Making data work: AQL & GDL

Once data is validated against archetypes and stored in standard structures, the next question becomes, “How can insights be extracted or decisions automated?” Two powerful, optional tools answer that need:

  • Archetype Query Language (AQL) replaces complex navigation of nested Compositions and Entries with concise, SQL-style queries against archetypes. For example, a single AQL statement against the “Blood Pressure” archetype can fetch each patient’s latest systolic reading. In a multi-site context - say, Malmö and Uppsala hospitals both running openEHR with the same archetype - one query delivers harmonized results across locations, making cross-site reporting and research exceptionally simple.

  • Guideline Definition Language (GDL) embeds clinical decision rules directly into the model. Rules like “alert if systolic blood pressure exceeds 140” can run in real time or batch, producing alerts, care-plan recommendations, or dashboard feeds; without rewriting application code.

These tools showcase how a model-driven approach can power everything from ad-hoc analytics to embedded clinical decision support.

Leyr + openEHR: Bridging today’s standards

openEHR isn’t yet as widely adopted as FHIR or HL7v2, so many health systems still use a patchwork of standards. That’s where Leyr comes in right now: providing a  unified API layer over FHIR, HL7v2, proprietary APIs and openEHR. By translating between these different formats and models, Leyr ensures that systems both using and not using openEHR can exchange data through a single interface. Your application doesn’t need customized integrations for each EHR; Leyr handles the heavy lifting.

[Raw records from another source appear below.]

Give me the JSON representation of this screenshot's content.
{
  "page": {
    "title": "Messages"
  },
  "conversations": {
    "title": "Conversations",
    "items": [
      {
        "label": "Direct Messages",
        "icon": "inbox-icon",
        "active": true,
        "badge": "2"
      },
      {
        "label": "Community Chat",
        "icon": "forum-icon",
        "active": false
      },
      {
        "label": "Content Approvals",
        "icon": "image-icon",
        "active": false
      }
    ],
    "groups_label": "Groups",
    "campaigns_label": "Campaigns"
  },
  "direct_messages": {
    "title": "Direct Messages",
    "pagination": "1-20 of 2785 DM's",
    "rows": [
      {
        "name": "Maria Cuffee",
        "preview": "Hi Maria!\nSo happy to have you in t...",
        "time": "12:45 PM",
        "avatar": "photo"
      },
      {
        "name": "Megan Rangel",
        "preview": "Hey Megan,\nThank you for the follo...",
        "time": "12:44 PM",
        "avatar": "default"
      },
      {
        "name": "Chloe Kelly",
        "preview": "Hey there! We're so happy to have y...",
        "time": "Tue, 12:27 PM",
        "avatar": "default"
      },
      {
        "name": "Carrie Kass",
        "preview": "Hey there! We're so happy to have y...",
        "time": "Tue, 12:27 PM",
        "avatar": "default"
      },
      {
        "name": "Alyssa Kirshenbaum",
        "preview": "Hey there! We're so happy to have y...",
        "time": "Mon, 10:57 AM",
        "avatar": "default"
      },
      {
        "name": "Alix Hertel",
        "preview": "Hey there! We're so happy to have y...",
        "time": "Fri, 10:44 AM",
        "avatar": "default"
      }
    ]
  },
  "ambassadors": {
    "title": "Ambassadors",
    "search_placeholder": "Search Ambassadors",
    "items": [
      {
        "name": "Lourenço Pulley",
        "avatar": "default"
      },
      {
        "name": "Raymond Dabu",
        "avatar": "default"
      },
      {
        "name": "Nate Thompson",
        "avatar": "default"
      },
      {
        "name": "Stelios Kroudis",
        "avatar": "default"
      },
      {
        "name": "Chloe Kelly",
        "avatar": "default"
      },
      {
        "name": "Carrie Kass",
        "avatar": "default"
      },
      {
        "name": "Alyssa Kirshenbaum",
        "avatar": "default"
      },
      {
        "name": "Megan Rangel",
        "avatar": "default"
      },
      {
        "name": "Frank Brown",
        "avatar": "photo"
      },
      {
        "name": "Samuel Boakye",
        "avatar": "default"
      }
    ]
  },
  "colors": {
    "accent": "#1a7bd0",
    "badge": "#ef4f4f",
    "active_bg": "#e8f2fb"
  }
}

Most health systems today operate with a complex mix of standards - FHIR, HL7v2, proprietary data models and APIs, and yes, some openEHR implementations too.

This is exactly where Leyr delivers immediate value.

Instead of building separate integrations for each standard, Leyr provides a unified API layer that seamlessly translates between all these formats. Whether your EHR uses cutting-edge openEHR archetypes or legacy HL7v2 messages, your applications connect through one consistent interface.

The bottom line: You focus on building better healthcare solutions. We handle the integration complexity.